Several years ago I bought a house that came with a grape vine and a pear tree. I've done virtually nothing to either - I tried to prune the grapes with little success but that's about it. This is my kind of farming!
The other pleasant surprise garden-wise is a tomato vine that's grown outside my two-family two years in a row. We never planted it and can only guess that somehow a pizza tomato on its way to the trash barrels ended up aside the house.
There's something very satisfying about eating from your own land - especially when so little work is entailed.
Everything has come out at once - my grape vines are dripping with clusters of grapes, the pear tree - practically barren the last few years - is covered with pears (and so is the ground beneath unfortunately), and we're at a loss as to how so many tomatoes can come off of one plant. Sauce, anyone?

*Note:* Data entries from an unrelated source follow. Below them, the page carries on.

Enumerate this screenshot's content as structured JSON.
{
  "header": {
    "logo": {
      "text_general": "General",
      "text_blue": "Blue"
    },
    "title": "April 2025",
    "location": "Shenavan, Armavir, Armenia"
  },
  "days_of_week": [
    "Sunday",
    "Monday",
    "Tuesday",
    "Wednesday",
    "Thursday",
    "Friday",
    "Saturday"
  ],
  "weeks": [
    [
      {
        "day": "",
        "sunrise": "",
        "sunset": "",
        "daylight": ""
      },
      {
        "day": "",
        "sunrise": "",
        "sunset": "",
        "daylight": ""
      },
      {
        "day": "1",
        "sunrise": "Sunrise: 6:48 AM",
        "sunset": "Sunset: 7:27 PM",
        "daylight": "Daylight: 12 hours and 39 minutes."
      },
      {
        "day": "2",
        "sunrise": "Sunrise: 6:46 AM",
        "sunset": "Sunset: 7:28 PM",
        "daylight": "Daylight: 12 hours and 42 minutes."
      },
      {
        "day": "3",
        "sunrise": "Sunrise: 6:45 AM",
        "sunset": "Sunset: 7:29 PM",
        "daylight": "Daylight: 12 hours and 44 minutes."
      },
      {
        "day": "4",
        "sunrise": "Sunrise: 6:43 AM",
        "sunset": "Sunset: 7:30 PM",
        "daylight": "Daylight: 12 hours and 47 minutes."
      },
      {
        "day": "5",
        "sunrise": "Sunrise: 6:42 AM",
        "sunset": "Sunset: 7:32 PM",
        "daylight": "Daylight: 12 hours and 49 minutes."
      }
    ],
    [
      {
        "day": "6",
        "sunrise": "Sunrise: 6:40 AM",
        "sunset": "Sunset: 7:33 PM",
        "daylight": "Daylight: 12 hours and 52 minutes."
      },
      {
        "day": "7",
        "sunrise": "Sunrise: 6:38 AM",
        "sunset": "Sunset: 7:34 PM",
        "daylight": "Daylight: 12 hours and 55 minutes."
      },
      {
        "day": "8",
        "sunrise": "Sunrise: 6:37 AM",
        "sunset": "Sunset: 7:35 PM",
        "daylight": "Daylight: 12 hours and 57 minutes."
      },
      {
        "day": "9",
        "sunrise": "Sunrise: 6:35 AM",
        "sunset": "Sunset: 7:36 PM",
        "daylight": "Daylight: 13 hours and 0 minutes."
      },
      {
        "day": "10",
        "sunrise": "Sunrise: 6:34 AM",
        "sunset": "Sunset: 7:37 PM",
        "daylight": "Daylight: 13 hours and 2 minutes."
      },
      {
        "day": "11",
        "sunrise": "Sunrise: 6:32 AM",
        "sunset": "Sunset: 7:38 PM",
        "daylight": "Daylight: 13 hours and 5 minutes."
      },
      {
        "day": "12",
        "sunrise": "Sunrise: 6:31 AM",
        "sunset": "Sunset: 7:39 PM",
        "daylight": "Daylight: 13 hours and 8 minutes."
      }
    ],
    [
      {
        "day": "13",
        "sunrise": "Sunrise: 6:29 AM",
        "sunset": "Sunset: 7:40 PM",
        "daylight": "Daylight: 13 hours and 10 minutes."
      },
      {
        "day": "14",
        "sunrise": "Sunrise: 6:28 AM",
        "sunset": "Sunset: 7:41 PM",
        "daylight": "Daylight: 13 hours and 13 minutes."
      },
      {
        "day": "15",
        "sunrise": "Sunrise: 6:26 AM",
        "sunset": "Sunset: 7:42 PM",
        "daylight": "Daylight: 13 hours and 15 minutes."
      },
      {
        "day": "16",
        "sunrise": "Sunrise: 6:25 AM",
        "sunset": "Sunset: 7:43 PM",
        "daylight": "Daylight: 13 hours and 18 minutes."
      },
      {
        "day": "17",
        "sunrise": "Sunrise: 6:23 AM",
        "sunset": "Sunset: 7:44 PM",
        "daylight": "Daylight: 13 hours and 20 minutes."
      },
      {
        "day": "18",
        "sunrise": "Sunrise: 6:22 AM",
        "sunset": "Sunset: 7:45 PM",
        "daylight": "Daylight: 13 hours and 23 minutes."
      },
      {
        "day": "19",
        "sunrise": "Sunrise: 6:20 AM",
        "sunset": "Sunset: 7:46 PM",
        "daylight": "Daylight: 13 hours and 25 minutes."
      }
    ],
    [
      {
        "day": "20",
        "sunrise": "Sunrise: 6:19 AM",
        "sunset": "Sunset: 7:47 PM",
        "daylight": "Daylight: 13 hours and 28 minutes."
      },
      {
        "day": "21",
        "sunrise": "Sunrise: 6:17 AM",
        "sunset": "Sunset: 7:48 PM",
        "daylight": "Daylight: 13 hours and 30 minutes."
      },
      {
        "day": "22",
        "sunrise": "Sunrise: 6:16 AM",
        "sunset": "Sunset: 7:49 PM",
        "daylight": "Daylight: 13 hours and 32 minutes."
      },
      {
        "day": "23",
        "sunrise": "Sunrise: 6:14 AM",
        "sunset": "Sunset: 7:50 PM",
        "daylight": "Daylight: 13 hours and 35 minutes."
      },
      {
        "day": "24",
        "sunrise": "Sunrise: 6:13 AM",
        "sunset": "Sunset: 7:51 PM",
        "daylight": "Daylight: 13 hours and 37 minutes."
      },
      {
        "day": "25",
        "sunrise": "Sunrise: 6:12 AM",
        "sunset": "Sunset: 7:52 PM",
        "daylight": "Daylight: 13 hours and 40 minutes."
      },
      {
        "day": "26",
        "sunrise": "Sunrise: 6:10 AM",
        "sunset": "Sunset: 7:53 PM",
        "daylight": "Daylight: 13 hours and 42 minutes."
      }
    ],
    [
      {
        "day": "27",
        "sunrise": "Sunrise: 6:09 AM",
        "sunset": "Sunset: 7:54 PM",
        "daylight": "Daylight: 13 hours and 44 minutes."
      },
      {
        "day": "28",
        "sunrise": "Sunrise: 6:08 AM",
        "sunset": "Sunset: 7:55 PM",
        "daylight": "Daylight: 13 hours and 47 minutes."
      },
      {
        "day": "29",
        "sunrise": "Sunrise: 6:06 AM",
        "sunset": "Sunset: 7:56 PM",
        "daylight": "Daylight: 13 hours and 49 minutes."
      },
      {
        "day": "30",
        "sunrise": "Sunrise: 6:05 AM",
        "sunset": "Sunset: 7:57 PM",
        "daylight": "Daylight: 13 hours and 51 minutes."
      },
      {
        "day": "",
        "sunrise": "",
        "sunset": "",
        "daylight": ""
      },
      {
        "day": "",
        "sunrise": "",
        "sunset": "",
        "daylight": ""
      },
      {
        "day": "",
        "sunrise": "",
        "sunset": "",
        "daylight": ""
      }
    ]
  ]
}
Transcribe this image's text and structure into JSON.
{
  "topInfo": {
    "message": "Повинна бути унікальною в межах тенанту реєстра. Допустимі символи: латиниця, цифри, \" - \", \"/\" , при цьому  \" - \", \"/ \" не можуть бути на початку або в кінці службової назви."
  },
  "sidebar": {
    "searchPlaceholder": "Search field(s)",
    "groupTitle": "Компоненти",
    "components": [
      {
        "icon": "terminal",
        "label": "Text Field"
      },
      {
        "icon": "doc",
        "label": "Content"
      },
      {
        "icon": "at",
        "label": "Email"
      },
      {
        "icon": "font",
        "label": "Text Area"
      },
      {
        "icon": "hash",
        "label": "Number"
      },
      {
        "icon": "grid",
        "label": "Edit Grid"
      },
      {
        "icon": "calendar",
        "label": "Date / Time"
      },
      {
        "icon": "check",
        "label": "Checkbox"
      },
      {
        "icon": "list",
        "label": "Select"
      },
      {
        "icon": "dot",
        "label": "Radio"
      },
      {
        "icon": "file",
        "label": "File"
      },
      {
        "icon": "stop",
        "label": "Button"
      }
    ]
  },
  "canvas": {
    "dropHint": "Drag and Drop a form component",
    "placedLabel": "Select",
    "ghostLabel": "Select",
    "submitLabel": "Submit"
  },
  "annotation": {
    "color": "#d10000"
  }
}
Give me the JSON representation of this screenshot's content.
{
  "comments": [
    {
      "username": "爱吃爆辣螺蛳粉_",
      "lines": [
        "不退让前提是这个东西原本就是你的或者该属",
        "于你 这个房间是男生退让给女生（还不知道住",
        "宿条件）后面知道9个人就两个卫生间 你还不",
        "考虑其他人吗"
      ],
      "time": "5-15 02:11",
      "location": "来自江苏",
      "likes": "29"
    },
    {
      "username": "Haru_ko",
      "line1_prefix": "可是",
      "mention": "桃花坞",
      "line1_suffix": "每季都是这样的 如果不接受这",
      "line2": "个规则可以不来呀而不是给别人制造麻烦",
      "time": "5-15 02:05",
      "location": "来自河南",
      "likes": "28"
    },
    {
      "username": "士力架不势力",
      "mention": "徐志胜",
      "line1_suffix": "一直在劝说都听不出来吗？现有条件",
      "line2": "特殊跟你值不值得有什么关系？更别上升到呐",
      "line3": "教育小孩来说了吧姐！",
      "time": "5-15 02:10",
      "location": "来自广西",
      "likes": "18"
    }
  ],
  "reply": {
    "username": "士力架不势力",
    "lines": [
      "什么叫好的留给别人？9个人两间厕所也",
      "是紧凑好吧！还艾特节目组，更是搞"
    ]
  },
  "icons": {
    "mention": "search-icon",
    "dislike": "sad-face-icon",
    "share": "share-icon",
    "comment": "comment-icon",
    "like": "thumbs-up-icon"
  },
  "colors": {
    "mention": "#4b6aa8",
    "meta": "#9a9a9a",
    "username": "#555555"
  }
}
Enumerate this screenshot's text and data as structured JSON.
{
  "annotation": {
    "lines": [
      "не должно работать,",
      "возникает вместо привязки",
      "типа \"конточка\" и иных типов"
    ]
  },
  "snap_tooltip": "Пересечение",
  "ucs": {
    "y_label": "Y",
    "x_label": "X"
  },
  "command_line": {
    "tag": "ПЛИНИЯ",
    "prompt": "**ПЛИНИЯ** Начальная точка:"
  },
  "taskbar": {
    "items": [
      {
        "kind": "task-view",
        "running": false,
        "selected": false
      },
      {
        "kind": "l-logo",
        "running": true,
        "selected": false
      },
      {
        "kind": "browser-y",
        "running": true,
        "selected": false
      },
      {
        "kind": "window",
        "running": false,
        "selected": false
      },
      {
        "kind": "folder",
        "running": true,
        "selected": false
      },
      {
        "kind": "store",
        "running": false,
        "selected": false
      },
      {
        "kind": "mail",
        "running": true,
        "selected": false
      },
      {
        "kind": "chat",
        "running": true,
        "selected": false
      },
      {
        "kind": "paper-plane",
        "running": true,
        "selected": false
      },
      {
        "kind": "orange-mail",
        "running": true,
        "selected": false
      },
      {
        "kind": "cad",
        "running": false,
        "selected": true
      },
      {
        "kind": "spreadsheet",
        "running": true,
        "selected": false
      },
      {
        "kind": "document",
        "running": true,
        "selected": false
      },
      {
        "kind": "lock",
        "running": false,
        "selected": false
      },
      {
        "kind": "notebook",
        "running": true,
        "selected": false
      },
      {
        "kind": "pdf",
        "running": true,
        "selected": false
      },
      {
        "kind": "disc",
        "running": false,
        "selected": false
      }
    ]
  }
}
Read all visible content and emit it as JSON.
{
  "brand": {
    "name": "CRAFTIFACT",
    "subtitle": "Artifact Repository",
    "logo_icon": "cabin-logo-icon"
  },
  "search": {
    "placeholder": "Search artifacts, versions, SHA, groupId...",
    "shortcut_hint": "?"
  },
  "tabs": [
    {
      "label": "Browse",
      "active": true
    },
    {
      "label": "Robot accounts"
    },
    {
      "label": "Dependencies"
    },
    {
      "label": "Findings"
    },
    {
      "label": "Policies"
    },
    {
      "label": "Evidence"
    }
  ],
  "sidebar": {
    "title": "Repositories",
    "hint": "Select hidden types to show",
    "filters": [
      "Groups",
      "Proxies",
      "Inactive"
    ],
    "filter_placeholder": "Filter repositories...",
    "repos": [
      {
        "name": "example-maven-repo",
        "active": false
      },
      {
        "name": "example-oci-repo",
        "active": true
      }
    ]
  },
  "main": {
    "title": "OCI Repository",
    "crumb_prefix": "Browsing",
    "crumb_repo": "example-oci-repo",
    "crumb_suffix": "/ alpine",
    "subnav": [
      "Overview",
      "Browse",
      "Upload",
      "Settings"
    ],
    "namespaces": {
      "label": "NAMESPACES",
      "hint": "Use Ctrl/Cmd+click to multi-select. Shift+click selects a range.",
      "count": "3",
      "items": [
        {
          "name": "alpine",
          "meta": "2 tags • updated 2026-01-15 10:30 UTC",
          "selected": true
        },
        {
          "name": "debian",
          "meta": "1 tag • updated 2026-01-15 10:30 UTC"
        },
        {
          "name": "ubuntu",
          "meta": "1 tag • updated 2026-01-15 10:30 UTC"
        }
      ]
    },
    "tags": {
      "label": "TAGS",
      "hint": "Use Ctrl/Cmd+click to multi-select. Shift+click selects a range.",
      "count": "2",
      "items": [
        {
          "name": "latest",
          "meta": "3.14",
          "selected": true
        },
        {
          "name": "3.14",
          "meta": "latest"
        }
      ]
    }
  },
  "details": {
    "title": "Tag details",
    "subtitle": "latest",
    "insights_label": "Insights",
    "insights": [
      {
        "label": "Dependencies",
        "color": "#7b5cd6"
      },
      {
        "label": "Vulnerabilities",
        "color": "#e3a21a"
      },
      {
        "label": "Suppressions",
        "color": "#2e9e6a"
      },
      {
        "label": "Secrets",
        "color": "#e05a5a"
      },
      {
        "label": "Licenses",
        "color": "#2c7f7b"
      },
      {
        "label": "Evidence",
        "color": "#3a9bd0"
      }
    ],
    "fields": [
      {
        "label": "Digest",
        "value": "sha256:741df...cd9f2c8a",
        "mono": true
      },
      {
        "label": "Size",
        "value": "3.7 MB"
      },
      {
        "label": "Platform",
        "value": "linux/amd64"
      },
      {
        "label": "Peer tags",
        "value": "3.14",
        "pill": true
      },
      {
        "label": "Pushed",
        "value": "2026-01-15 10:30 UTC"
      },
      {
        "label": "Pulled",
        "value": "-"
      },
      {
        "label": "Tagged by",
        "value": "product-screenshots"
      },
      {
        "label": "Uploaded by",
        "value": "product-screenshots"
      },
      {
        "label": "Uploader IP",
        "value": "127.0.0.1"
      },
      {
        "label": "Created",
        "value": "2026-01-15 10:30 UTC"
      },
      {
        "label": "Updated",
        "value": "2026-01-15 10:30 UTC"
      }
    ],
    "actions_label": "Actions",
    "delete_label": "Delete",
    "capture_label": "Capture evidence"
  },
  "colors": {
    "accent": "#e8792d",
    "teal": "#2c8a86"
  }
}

i'm eating as fast as I can and trying to find takers for the grapes and tomatoes. The jury is still out on the pears - my experience with pears is pretty much limited to the canned variety in that sweet syrup and truthfully I always enjoyed the canned peaches more. Picking up fallen pears had been on my to-do list and now the ground is covered with pears, half eaten by squirrels, that are now swarming with bees. Ugh! My neighbor tells me the squirrels regularly drop pears in her yard that her pot bellied pig is delighted to find when he's out for his morning constitutional.
The trend toward backyard gardens makes more and more sense to me as I munch on my harvest. The amount of fruits and vegetables that can be produced in a city garden is amazing. Our dear family friends (and blog readers!), June and Roland Despres, sent the photo you see here of Roland's plot. Roland is clearly a purposeful gardener and has the bounty to prove it. Two apple trees result in a year's worth of applesauce and they've got bumper crops of tomatoes, peppers, lettuce and corn.
Outdoor exercise, money savings, and food as local as you can get - backyard gardening might just be the next big thing.